As a prime consideration, rational public-policy intervention in consumer markets should pass a cost-benefit test. This requires evidence of serious market problems; for example, consumers making poor choices for themselves or market prices that fail to reflect costs. Otherwise, government actions to promote electrification would likely make matters worse. The tough task for policymakers is to identify and quantify the appropriate benefits and costs.
Any public-policy actions should mitigate or eliminate any undue obstacles that hamper electrification. A core principle for intervention is that any action or policy should redress any market problem as directly as possible. The first step should be to identify features of a well-functioning market and determine whether energy end use markets lack any of those features. Tailoring subsequent intervention to a particular market problem would have the best chance of achieving a positive outcome. Policymakers must therefore exercise prudence to ensure that any action targets the core problem and does so cost-effectively.
Most markets confront barriers themselves by expending resources and finding ways to overcome barriers to an industry’s technologies. If heat pumps and electric vehicles need further improvements to become more marketable, then suppliers should have the incentive to make this happen. In fact, manufactures are constantly working to improve the efficiency and recovery rate of heat pumps to make them more competitive, even in cold climates.
The rationale for governmental intervention must therefore rest with evidence of the social desirability of technologies to penetrate the marketplace more intensively and quickly than what would occur under market conditions. This is ostensibly the core argument for governmental intervention to accelerate the marketability of electric appliances and cars.
Looking ahead
If electrification is to have a profound change on climate change, electric generation will increasingly have to rely on clean energy. It is seemingly premature to believe that electrification (outside of transport) would have a major effect on reducing carbon in the next few or even several years.
That said, technological advancements are moving in a direction that favors electrification with its emphasis on digitization and clean energy. If these developments continue to evolve, we should see a more electrified economy with less dependency on fossil fuels to meet future direct-energy demands.
Instead of "artificially" promoting electrification, we should wait to see where the technology takes us.
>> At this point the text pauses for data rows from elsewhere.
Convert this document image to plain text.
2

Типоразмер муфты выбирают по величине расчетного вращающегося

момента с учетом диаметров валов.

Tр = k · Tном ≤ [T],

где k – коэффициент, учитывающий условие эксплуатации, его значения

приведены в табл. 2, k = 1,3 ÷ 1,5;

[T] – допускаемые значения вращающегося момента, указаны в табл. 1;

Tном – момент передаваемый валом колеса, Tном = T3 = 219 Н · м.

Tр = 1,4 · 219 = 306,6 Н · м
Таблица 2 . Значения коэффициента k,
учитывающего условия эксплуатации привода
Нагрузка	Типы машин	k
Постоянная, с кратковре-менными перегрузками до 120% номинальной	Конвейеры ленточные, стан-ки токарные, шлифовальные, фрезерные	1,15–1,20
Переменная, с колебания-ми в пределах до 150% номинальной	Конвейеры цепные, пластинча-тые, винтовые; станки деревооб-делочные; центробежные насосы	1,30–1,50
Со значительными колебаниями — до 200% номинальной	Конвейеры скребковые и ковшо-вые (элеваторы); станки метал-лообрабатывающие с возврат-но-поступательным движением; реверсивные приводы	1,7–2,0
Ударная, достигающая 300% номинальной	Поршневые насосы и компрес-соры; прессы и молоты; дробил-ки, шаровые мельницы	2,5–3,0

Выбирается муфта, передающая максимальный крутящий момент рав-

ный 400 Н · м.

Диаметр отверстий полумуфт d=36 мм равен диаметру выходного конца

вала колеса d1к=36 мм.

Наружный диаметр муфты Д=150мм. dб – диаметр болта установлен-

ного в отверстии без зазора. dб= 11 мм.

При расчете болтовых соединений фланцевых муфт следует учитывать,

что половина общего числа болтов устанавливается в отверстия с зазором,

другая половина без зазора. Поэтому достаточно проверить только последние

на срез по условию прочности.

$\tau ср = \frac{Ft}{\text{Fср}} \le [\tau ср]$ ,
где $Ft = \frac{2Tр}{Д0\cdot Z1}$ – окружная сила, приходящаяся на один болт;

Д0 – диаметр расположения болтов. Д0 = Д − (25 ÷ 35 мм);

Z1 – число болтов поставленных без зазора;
Technology will determine the ultimate success of electrification — not subsidies and other governmental actions that could distort the diffusion of electric appliances and vehicles, with possible obstruction of their long-term viability.
Artificially promoting electrification with subsidies and other monetary inducements can be a win-win for electric utilities and environmentalists, but questionable for the rest of society. The problem of new electric technologies subsidized by utility customers and taxpayers with only a distinct minority benefiting is hard to ignore, both politically and economically.
Overall, "artificial" electrification could have a regressive effect by disproportionately benefiting higher-income households, while being funded by all income groups. It can also lower economic efficiency, especially when it misaligns public policies with actual market problems.